CMHC updated its affordability benchmark which is its own separate thing it uses to track progress on affordability levels. It might sound the same but these are separate things. For example, we can still build projects that are in the “affordable housing” category but if whether we build enough of it is one of the factors in the hit or miss of the affordability benchmark set as the levels observed in 2019.
Thanks for your comment and the article. The link didn’t resolve for me but I’d guess that was a globe and mail article.
Was the affordability benchmark not the same as the affordable housing definition (from 2003 or whenever) until this reports and the decisions behind it at the CMHC this year decoupled them?
No, these have always been different things. They were similar numbers, one was and still is 30% and the other was close to 30% nationally in 2004 (but for BC the benchmark was already >40% for example) but these numbers were not “linked”, they were close to each other - which was a good thing, hence why it was a good benchmark at the time.
Thanks for the info!
It’s been clear ever since the one-bedroom apartment rent outpaced the 30% mark on minimum wage. It’s now over $2300 in Toronto and the mininum wage gross per month is about 3100. That puts us at 74% of gross income.
Doesn’t this mean the net income is dangerously close to the rent value itself?
Probably. Didn’t compute it but likely.
I don’t really think anyone should make minimum wage in Toronto.
I also don’t think we should have a minimum wage.
It just tells companies they don’t have to compete on low skill labour.
Except minimum wage doesn’t do that. In most scenarios, due to the persistent unemployment level, there’s a race to the bottom on wages which creates poverty wages for the “low skilled” labour, creating an underclass, with all inherent problems of that. Firms don’t have to compete for workers by increasing wages because there’s always unemployed workers looking for any job to avoid homelessness. This is how you get the working poor population in the US. The minimum wage puts a floor to this process.

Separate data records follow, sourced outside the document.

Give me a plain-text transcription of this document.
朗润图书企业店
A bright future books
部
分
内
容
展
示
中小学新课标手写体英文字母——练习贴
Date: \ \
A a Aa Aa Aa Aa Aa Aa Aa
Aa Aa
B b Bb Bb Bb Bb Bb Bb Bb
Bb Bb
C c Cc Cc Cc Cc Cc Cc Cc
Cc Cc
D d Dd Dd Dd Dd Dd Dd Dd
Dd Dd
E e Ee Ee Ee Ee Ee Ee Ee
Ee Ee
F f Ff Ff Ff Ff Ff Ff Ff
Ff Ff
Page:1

When the floor is above the poverty line, it eliminates the working poor population.
Besides, the minimum wage doesn’t stop firms from offering more to workers if they felt they didn’t get enough applications or skill.
UBI on top would make it so people don’t have to take exploitative wages for fear of getting fired or passed over
Yeah, UBI could probably make the minimum wage redundant.
I remember being told 1/3 was a lot, hoping and finding the cheapest rat trap I could, and it was 2/3 my income. That was fun.
END HOME SCALPING
If you are lucky enough that you can afford the rent solo. Most people might have roommates to stay afloat.
Canadians get free healthcare though.
Yes. My wife had to go back to China, where she was born, to have a biopsy and cancer removed after waiting over 2 years for this free healthcare.
She’s a citizen and has lived here for 15 years.
I really want to gtfo of Canada. There are literally too many issues across the board to think about. The “New World” experiment has failed.
Head to he east coast. They are a little more sane and grounded.
Where would you go? This trend is not unique to Canada, it’s happening all across the West. Every liberal democracy will eventually end up like this.